Его «апартаменты» представляют собой обширную сеть из двадцати двух комнат в северо-западной части дворца, которые находятся ближе всего к оранжерее. Он делит их с сестрой, но ни в одной из комнат с высокими потолками и мебелью, обшитой тяжелым жаккардом, практически нет их вещей. Присутствие Би бросается в глаза больше, чем присутствие самого Генри: кожаная куртка, перекинутая через спинку шезлонга, мистер Вобблс, вылизывающийся в углу, голландская картина маслом семнадцатого века на одном из лестничных пролетов, которая в буквальном смысле называется «Женщина в туалете». Только Би выбрала бы такую картину из всей королевской коллекции.
Спальня Генри столь же роскошная и невыносимо бежевая, как и предполагал Алекс: с позолоченной кроватью в стиле барокко и окнами, выходящими в сад.
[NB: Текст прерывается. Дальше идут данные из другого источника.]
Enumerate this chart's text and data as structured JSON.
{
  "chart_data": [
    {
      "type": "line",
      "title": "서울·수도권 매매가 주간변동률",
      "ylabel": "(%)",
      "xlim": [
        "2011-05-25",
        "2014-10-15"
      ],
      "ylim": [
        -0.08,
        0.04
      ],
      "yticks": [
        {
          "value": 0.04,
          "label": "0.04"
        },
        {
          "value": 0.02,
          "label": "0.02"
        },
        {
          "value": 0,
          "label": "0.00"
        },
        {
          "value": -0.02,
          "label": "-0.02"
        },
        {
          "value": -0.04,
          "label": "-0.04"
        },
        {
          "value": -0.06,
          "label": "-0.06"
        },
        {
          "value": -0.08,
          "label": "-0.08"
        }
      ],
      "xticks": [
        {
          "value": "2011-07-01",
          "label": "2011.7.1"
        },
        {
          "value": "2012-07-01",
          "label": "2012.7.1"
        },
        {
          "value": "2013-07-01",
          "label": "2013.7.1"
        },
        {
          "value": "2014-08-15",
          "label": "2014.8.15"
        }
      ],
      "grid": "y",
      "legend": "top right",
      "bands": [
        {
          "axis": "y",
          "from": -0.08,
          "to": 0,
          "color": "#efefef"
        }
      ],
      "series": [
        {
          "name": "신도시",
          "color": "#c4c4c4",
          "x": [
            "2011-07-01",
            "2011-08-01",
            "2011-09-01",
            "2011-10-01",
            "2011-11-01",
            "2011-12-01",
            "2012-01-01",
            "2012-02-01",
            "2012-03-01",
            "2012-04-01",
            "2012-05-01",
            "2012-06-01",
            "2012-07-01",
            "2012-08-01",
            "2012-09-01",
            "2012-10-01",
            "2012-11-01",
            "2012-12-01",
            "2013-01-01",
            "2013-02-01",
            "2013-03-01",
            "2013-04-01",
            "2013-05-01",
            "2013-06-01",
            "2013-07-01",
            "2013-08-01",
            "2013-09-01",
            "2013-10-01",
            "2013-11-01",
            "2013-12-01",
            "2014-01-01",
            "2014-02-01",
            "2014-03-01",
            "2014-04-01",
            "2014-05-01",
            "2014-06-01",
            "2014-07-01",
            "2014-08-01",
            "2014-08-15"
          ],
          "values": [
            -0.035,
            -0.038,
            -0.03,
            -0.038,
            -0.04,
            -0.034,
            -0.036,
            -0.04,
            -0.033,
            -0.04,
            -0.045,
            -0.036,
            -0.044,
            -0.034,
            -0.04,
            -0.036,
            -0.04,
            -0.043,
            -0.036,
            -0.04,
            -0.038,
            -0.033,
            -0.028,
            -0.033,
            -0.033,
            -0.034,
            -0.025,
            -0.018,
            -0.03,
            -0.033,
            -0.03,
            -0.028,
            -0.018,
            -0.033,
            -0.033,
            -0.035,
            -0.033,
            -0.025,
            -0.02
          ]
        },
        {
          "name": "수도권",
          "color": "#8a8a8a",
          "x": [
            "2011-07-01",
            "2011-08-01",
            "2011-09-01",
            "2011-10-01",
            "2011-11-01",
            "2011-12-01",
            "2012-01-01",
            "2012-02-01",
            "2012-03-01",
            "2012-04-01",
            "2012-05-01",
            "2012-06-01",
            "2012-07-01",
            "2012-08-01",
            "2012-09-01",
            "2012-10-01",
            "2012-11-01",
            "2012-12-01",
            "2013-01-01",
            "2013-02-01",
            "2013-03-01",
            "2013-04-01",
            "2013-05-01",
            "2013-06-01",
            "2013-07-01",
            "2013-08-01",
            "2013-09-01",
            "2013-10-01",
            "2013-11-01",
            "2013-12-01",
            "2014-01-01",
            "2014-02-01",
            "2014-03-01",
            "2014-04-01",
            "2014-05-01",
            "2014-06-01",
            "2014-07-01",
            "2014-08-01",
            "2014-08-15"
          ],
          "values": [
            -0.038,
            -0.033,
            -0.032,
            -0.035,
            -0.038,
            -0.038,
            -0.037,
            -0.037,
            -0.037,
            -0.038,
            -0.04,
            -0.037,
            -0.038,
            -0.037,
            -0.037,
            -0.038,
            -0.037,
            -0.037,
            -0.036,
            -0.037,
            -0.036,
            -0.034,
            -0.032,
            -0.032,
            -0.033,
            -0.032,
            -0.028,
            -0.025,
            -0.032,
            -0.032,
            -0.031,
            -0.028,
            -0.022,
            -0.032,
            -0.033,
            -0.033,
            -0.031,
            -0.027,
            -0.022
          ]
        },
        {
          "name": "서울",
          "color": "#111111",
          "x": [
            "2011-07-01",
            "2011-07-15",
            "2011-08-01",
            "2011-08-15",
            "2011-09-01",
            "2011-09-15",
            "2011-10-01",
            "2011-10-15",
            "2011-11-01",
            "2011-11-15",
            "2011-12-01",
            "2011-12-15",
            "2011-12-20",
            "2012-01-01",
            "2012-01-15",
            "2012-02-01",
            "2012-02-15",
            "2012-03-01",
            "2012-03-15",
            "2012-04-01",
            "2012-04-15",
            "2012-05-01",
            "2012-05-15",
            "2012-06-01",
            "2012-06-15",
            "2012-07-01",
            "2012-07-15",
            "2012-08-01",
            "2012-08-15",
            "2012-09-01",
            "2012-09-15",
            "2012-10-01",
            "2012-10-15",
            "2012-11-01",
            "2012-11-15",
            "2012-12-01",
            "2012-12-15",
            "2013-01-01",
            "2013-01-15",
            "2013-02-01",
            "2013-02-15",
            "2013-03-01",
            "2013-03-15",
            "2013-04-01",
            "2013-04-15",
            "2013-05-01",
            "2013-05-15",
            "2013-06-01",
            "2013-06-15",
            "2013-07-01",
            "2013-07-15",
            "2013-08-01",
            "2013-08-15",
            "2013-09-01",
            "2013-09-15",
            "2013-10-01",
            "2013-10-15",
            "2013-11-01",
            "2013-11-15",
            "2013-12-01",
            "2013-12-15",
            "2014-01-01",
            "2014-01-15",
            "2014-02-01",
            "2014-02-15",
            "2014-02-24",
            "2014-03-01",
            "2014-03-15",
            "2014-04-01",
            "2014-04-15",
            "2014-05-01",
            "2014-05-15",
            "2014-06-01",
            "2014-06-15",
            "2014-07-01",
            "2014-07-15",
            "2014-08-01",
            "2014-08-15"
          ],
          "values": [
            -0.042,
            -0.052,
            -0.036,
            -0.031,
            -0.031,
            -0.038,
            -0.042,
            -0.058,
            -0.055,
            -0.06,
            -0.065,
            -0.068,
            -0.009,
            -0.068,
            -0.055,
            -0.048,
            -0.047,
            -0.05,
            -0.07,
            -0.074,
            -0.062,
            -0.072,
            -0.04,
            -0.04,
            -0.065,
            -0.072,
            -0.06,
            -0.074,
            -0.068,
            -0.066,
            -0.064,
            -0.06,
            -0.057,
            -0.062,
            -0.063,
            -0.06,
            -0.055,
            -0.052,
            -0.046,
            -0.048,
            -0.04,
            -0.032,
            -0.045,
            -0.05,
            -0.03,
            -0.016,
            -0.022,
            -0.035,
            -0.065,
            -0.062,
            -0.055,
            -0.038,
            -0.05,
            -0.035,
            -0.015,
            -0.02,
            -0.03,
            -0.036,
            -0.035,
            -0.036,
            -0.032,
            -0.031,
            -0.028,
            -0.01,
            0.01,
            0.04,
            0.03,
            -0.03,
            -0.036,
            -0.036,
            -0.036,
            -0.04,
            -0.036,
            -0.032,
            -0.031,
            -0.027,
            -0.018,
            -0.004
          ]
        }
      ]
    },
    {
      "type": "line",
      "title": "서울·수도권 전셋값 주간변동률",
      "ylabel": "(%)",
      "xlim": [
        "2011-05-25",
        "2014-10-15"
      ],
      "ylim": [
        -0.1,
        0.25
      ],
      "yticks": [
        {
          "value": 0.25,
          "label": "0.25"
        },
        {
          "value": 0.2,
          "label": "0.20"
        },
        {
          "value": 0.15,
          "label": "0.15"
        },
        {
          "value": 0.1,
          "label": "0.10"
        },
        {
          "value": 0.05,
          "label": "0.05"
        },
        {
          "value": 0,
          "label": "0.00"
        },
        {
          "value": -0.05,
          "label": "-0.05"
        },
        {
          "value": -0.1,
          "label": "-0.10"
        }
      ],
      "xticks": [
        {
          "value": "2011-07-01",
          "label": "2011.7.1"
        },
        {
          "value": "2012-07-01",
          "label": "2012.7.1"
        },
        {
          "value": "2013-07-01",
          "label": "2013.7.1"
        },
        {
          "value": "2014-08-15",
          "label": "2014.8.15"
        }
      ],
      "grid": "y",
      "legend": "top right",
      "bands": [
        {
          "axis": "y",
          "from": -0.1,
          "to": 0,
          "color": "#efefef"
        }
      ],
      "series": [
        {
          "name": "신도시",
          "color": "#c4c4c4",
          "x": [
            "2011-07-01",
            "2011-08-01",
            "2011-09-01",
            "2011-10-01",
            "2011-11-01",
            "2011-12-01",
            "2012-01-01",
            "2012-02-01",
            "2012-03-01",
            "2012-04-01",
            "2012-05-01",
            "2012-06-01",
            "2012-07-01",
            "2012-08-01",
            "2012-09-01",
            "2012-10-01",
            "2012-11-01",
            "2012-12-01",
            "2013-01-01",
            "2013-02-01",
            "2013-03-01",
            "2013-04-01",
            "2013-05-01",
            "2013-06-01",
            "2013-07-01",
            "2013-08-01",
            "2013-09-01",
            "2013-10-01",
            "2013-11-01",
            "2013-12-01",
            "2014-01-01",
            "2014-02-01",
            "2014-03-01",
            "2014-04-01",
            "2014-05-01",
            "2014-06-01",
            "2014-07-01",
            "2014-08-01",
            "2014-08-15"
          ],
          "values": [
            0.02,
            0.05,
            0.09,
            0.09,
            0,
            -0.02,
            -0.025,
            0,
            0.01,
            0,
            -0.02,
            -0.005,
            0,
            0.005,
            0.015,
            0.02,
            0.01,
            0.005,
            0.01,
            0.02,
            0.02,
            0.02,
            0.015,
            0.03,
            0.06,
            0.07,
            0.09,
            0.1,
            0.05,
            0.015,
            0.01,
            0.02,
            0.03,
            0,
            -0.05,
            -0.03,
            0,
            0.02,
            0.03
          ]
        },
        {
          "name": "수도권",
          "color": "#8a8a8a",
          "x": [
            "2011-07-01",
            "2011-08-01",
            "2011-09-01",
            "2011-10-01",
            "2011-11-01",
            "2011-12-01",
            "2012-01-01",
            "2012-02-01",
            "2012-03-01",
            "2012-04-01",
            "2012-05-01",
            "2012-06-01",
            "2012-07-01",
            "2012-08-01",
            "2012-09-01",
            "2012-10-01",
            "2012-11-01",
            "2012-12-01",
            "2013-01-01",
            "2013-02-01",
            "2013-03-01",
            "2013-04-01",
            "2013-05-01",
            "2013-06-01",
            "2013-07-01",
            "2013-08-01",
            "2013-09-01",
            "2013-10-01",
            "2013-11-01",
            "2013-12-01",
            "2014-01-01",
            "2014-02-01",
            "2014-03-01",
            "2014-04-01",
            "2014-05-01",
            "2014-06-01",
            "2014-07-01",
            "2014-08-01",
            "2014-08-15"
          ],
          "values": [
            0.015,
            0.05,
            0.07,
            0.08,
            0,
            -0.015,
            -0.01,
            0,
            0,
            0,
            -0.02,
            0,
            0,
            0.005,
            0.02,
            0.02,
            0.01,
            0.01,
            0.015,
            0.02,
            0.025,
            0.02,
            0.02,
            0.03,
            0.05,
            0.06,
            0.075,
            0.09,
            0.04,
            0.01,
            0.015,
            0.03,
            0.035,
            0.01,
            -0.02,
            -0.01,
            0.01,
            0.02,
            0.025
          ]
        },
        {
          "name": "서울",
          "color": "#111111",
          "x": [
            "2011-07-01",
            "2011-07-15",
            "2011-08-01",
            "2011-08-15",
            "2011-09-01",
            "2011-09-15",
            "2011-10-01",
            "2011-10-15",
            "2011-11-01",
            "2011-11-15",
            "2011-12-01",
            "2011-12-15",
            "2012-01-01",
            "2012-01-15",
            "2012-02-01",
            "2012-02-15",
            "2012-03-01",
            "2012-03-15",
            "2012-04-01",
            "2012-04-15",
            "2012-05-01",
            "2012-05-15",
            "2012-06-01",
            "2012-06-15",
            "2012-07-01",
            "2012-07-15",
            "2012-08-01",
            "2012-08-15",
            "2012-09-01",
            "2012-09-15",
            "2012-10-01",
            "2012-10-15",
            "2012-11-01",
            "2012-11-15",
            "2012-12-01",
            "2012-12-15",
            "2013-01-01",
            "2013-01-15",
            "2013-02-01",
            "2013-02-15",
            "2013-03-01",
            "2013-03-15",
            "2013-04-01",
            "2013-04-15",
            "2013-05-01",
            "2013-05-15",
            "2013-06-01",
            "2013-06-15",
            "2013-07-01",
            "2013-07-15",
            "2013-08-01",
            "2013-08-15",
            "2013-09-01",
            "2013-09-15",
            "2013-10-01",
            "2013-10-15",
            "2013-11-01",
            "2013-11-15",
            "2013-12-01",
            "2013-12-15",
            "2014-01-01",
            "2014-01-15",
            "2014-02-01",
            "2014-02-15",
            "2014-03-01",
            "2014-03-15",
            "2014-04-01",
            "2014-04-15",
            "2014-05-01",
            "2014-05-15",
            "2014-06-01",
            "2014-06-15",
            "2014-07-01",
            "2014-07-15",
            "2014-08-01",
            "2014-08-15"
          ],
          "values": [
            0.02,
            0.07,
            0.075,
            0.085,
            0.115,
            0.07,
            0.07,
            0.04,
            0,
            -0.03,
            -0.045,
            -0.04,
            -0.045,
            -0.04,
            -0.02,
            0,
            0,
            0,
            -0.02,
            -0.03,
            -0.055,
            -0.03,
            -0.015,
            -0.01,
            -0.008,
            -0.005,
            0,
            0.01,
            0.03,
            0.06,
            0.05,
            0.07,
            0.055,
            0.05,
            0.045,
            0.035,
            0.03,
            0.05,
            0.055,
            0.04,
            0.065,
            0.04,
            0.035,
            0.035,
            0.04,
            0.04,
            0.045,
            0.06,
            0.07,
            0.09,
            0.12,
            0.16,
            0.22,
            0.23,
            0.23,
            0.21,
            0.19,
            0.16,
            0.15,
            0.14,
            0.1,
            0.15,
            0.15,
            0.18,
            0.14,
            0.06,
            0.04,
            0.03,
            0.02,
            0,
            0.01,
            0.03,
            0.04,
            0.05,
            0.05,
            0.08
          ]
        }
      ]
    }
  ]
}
Он смотрит, как Генри стягивает с себя костюм, и представляет себе, каково это – жить в таких апартаментах. Алекс задумывается. Может быть, Генри попросту не позволено выбирать, как будут выглядеть его комнаты? Или он никогда не смел просить о чем-то другом? Все эти бесчисленные ночи Генри не может уснуть, слоняясь по этим бесконечным, безликим комнатам, словно птица, запертая в музее.
Единственная комната, в которой ощущается присутствие Генри и Би, – это маленькая гостиная на втором этаже, переделанная под музыкальную студию. Здесь цвета куда насыщеннее: турецкие ковры ручной работы в темно-красных и фиалковых тонах, табачного цвета диван. Маленькие пуфы и столики с безделушками торчат отовсюду словно грибы, а вдоль стен выстраиваются электрогитары разных моделей, скрипки, всевозможные арфы и одна огромная виолончель, прислоненная к стене в углу.
В центре комнаты располагается большой рояль, и Генри усаживается за него и принимается лениво перебирать клавиши, подбирая мелодию, напоминающую старую песню The Killers. Бигль по кличке Дэвид спокойно дремлет возле педалей рояля.
– Сыграй что-нибудь, чего я не знаю, – просит Алекс.
Еще в старшей школе в Техасе среди толпы спортсменов Алекс был самым начитанным. Ботан, повернутый на политике, он был единственным школьником, с которым можно было обсудить детали дела Дреда Скотта на занятиях по продвинутому курсу истории США. Алекс наслаждается музыкой Нины Симон и Отиса Реддинга так, как наслаждаются дорогим виски. Однако у Генри совершенно иной багаж знаний.
Поэтому он просто слушает и кивает, улыбаясь, пока Генри поясняет, что так звучит Брамс, а так – Вагнер, и что они оба находятся на противоположных концах романтизма.